I have just had a visitor. She came with fruit and flowers: little Lidya. Not so little anymore, true (the usual Slavic slab, with something religious, Quakerish, in her bulk), yet I was briefly cheered by how vigorous she seemed. She’s in her mid-sixties; and don’t forget that Russian women live about twenty-five percent longer than Russian men (they get the full four quarters, and not just the three). I didn’t tell Lidya what I was here for exactly, but she understood that this was our last goodbye. She asked if she might say a prayer for me, and I said all right, on the assumption that I could probably bear it. I was quite wrong about that, and almost immediately started shouting her down. Not that ideology; I wasn’t going to lie
there and watch her kiss the Russian cross. She apologized quite prettily, and stroked my brow, and backed out of the room. Yes, I’m in the room now. The room in the basement, with its two boilers and its thousands of pink and blue towels stacked on duckboards and smelling of vinegar. My sister-in-law will prepare another hardboard crate, and send you my PC, wallet, glasses, watch, my wedding ring and spirit level, and one or two of my clothes—a tie, a handkerchief. I gave Lidya the straight razor and the folder of poems.
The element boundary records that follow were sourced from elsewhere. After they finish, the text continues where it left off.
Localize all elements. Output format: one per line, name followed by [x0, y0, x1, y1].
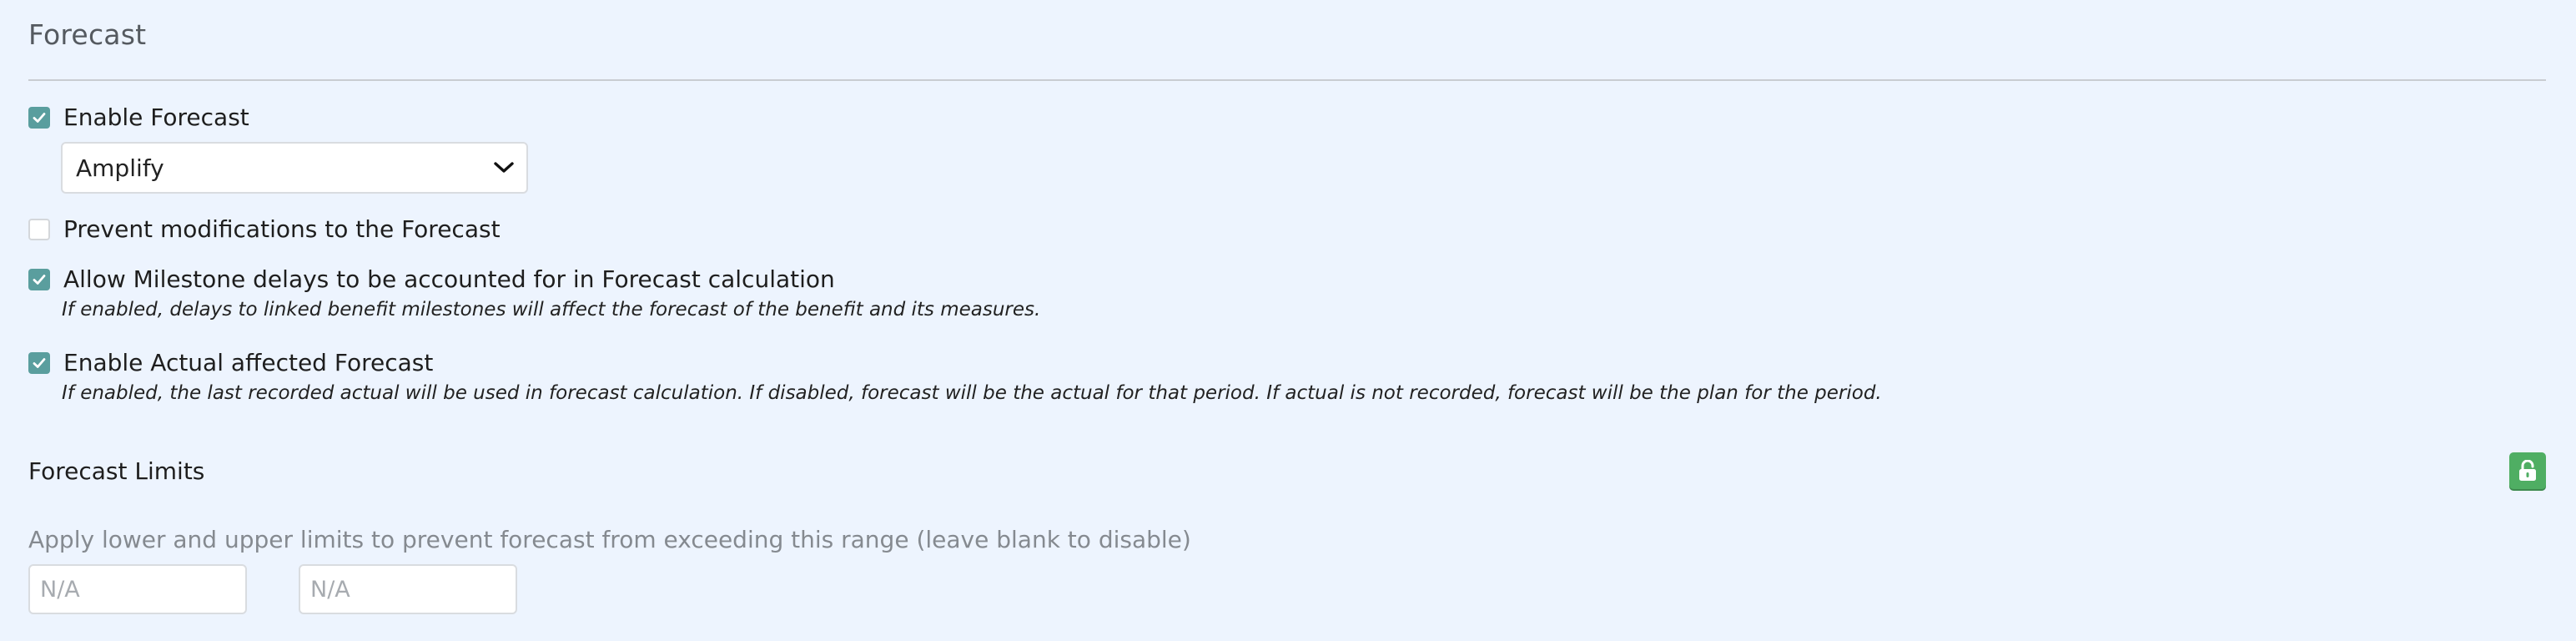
actual-affected-help: If enabled, the last recorded actual wil…	[62, 382, 1882, 404]
lock-toggle-button[interactable]	[2509, 452, 2546, 489]
prevent-modifications-row[interactable]: Prevent modifications to the Forecast	[28, 215, 501, 243]
forecast-limits-title: Forecast Limits	[28, 457, 205, 485]
section-title: Forecast	[28, 18, 147, 51]
lower-limit-input[interactable]	[28, 564, 247, 614]
prevent-modifications-label: Prevent modifications to the Forecast	[63, 215, 501, 243]
milestone-delays-checkbox[interactable]	[28, 268, 50, 290]
checkmark-icon	[33, 112, 46, 123]
checkmark-icon	[33, 357, 46, 368]
chevron-down-icon	[494, 162, 514, 173]
milestone-delays-help: If enabled, delays to linked benefit mil…	[62, 299, 1041, 320]
prevent-modifications-checkbox[interactable]	[28, 218, 50, 240]
upper-limit-input[interactable]	[299, 564, 517, 614]
checkmark-icon	[33, 274, 46, 285]
milestone-delays-label: Allow Milestone delays to be accounted f…	[63, 265, 835, 293]
actual-affected-label: Enable Actual affected Forecast	[63, 349, 434, 376]
actual-affected-checkbox[interactable]	[28, 351, 50, 374]
enable-forecast-checkbox[interactable]	[28, 106, 50, 129]
forecast-limits-description: Apply lower and upper limits to prevent …	[28, 526, 1191, 553]
enable-forecast-row[interactable]: Enable Forecast	[28, 103, 249, 131]
unlock-icon	[2519, 460, 2536, 481]
section-divider	[28, 79, 2546, 81]
forecast-method-select[interactable]: Amplify	[61, 142, 528, 194]
forecast-method-value: Amplify	[76, 154, 164, 182]
milestone-delays-row[interactable]: Allow Milestone delays to be accounted f…	[28, 265, 835, 293]
actual-affected-row[interactable]: Enable Actual affected Forecast	[28, 349, 433, 376]
enable-forecast-label: Enable Forecast	[63, 103, 249, 131]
There’s a final gender difference I will draw your attention to, if I may. Prepare yourself for some good news. In 1953 I discovered how to die. And now I’ve forgotten again. But I do know this. Women can die gently, as your mother did, as my mother did. Men always die in torment. Why? Toward the end, men break the habit of a lifetime, and start blaming themselves, with full male severity. Women break a habit too, and start blaming themselves no longer. They forgive. We can’t do that. And I mean all men, not just old violators like me—great thinkers, great souls, even they have to do it. The work of who did what, and to whom.
What was the matter with me and women? On the plane, this morning, I engaged the search engine: “retrospective sexual jealousy.” Lots of sexual stuff, and lots of jealousy stuff, and lots of stuff about retrospectives. I toiled past a few thousand entries—and finally came to a stylish essay from the august British journal Mind and Body. It was called “Retrospective Sexual Jealousy and the Repressed Homosexual.” With the RSJ-merchant, the essay argues, it’s not the women he’s interested in—it’s the men. In other words, I’m crypto-queer. What makes me doubt this? Only the fact that I wouldn’t have minded, much, being queer in the first place. All right, I wouldn’t have liked it, in camp, taking my spoon and bowl and joining the passives, who ate at a separate table (and could only talk among themselves). After that, though, in the city, if you’re not making children anyway, what’s the difference? I know you wouldn’t think the less of me. But it’s probably worse, in my case, because I was queer for my brother.